His misrepresentations touched on areas of central interest to Mueller’s prosecutors. Manafort lied about his contacts with a Russian translator, Konstantin Kilimnik, who Mueller says has ties to Russian intelligence services, the judge concluded. Some of the contacts with Kilimnik came while Manafort was running President Donald Trump’s campaign, and some occurred after Trump’s election, according to prosecutors.
Manafort also lied about the nature of a $125,000 payment to a law firm and about a matter under a separate Department of Justice investigation, according to U.S. District Judge Amy Berman Jackson in Washington. Jackson’s ruling came more than two months after prosecutors first said Manafort breached his plea deal by repeatedly lying on five subjects.
The ruling doesn’t bode well for Manafort, 69, when he stands before Jackson for sentencing on March 13 for pleading guilty to two conspiracy counts. Manafort faces as many as 10 years in prison, and Jackson may still conclude that he no longer deserves any leniency for attempting to cooperate in a dozen debriefings on a wide range of topics.
But the ruling wasn’t all bad news for Manafort. Jackson ruled that Mueller’s prosecutors failed to prove that Manafort intentionally made false statements about Kilimnik’s role in a conspiracy to obstruct justice. Manafort pleaded guilty to that charge, and Kilimnik was indicted for it. The judge also said prosecutors failed to prove that Manafort lied about his contacts with the Trump administration.

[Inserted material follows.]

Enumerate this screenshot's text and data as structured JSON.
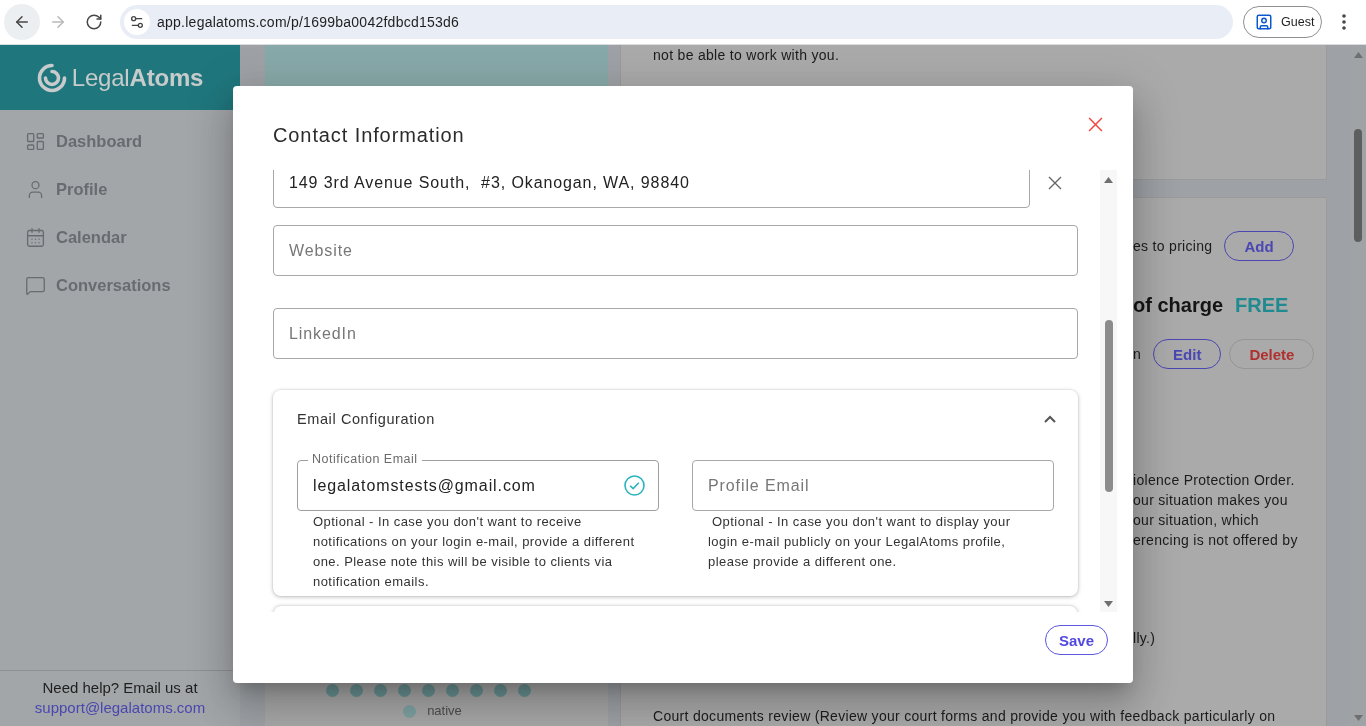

Jackson made her ruling after two hearings in a sealed courtroom, including one earlier on Wednesday. She said she’ll release a redacted transcript of the Wednesday session by Friday morning.
At the earlier hearing, prosecutor Andrew Weissmann said that Manafort’s meeting with Kilimnik on Aug. 2, 2016, at the Grand Havana Room in New York goes “very much to the heart of what the special counsel’s office is investigating.”
The judge, whose ruling will help her decide how harshly she punishes Manafort, said she wouldn’t settle at this time whether he should get credit for his acceptance of responsibility when she sentences him. Jackson said she’ll wait for further reports and arguments from the two sides.
In a filing Wednesday before the hearing, Manafort said he never lied to prosecutors. At a hearing earlier this month, his lawyer Richard Westling said he “did his best to answer the questions. He did not lie in any way,” according to a transcript of the session.
Westling and another defense attorney, Kevin Downing, didn’t immediately respond to an emailed request for comment on the judge’s ruling.
Mueller’s prosecutors, who are investigating whether anyone in the Trump campaign conspired with Russians, have charged more than 30 people. Kilimnik worked with Manafort and Manafort’s former right-hand man, Rick Gates, for a decade on political campaigns for pro-Kremlin political parties and politicians. Gates has pleaded guilty and is cooperating with Mueller’s investigation.
Aside from the case before Jackson, Manafort faces a separate sentencing in Alexandria, Virginia, where a jury convicted him of bank- and tax-fraud charges.